Zombies are definitely putting their stamp on the zeitgeist. Until recently, vampires were all the rage, but they were never my cup of tea. While vampires are about forbidden seduction -think Don Draper and your mom (didn’t know he was a vampire, did you?). The thing that people don’t get about Zombie movies and fiction is that the Zombies aren’t really the center of the action. This was illustrated in one of the finest Zombie movies to date, The Road (didn’t know it was a Zombie movie, did you?). Zombies are the Gom Jabbar of a Humanity Test (didn’t think I’d reference Dune, did you?). Like a round of golf, a person’s response to a Zombie apocalypse is all about character.
Zombie Gunship is an iOS game that puts you in an orbiting AC130 airplane equipped with mini guns, and two different kinds of cannons. In it, you are the gunnery captain whose task is to obliterate zombies marching on the entrance to a bunker complex. It’s night time, and the battle field is lit up in infrared. Uninfected humans light up the screen bright white, while the walking dead Zombies are a cold black heat sink on IR HUD. Your job is to kill the zombies, keep them from breaching the bunker entrance, but allow the humans through.
The Zombies, when not attacking the bunker, munch on the humans. The problem is that you are allowed to kill only 3 humans inadvertently before it game over -the commander orders you out of the airspace. It’s a simple game with no other characters or maps (a common complaint in the reviews) to mess things up. You gain credits for zombie kills and for each human who make it into the bunker, and you use these to upgrade the weaponry. You can also buy credits through the game (slick) so you can max out the specs on your three gun types (don’t ask me how much I’ve spent).

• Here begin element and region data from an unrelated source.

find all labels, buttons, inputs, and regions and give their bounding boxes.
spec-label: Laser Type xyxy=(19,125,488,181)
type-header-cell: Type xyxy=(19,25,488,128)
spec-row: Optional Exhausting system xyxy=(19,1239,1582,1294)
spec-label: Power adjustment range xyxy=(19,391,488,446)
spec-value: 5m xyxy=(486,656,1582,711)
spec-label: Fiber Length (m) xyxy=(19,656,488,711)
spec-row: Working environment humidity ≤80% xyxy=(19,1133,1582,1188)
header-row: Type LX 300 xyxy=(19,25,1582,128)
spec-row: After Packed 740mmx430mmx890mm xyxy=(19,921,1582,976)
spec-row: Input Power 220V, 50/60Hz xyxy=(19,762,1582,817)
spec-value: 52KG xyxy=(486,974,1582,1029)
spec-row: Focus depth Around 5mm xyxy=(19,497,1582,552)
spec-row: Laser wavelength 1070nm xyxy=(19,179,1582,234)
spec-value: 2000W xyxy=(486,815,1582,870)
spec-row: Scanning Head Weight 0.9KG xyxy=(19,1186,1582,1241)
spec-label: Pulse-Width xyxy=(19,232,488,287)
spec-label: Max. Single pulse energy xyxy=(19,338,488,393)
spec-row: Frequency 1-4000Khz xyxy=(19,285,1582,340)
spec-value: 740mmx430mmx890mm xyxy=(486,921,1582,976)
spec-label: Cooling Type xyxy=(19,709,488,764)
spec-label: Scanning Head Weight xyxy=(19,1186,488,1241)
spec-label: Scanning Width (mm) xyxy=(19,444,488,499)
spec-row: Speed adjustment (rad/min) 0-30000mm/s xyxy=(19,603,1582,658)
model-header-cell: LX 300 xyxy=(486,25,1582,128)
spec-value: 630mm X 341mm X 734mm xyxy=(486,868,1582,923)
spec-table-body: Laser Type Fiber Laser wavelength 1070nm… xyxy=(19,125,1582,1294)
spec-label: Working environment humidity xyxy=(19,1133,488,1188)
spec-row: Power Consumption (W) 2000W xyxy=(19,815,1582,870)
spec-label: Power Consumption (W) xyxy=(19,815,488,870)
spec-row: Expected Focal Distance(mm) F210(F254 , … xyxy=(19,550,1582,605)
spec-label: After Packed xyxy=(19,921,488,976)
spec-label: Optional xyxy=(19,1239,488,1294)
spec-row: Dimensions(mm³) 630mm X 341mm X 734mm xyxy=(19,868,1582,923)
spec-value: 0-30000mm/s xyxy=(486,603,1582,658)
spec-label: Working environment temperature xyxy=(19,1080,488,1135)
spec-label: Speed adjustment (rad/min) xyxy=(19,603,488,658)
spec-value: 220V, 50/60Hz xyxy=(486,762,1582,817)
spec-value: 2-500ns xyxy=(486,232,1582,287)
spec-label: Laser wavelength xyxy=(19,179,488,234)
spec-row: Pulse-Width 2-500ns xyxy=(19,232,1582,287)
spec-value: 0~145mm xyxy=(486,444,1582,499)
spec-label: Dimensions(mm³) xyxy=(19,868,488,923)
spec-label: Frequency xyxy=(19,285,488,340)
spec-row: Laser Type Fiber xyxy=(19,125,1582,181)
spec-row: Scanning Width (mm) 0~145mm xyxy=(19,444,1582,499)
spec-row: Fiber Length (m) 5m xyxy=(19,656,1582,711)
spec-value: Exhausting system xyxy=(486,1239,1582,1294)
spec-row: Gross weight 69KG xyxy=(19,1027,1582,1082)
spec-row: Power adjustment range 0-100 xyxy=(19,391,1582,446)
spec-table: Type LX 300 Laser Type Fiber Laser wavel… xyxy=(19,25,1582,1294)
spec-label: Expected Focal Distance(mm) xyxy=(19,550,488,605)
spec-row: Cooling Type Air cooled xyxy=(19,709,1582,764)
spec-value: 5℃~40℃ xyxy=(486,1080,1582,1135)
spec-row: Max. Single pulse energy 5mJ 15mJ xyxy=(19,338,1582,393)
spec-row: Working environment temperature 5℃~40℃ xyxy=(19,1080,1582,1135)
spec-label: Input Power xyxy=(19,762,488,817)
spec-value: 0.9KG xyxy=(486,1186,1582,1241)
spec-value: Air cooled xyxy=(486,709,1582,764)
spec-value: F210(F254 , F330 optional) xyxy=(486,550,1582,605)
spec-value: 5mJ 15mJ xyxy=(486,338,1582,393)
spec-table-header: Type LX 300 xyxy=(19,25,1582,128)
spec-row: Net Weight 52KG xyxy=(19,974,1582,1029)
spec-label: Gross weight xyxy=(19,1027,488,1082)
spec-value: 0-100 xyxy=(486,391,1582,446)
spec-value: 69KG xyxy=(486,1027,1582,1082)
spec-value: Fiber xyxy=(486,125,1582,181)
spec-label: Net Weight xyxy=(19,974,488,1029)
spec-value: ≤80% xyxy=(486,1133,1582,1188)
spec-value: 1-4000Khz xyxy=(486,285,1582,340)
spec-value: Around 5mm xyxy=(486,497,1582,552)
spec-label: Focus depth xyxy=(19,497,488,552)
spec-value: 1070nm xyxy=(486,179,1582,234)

On an iPhone, the game is a portable addiction like a bag of jelly bellies. On the iPad, it’s engrossing and all consuming, like a really big bag of jelly bellies, and it is the way to play this game. The hook is this. You score better when you ignore the humans and just kill zombies, but then you see the poor blokes getting attacked by the zombies, albeit in tiny ant-sized distance on the infrared. You then are compelled to rescue them with a well gauged barrage from the mini gun, or a carefully distanced blast from the 40mm auto cannon. If you successfully kill the zombie and free the human, you get some points, and praise from the commander. You feel good about yourself in fact. In fact, you end up caring for the poor people running in the night for the shelter of the bunker and may get sidetracked into playing hero. Unfortunately, in this game, and as in all good Zombie movies, playing empathetic hero is not the best way to win at this game. The most efficient at clearing the approaches of zombies without killing yet not rescuing humans do best. There is no punishment for letting Zombie nature take its course.
A recent NYT article (http://www.nytimes.com/2011/08/07/books/review/the-state-of-zombie-literature-an-autopsy.html) pontificated about the Zombie phenomena, tying its popularity to the uncertainties of our times. I would add that Zombies have been with us before Romero created them as the basic fear of being consumed by anything that is not us -whether it is a great white shark, a Tyrannosaur, or an illegal immigrant.
Despite the fearsome images and terrifying drama of good Zombie films and literature, I find them a compelling and a great way to unwind and relax. A Zombie apocalypse, it turns out, does not necessarily favor the strongest or best armed. Rather, aside from a bit of luck, you need your wits. A Zombie armageddon is fair and meritocratic. A level playing field. And who doesn’t like that?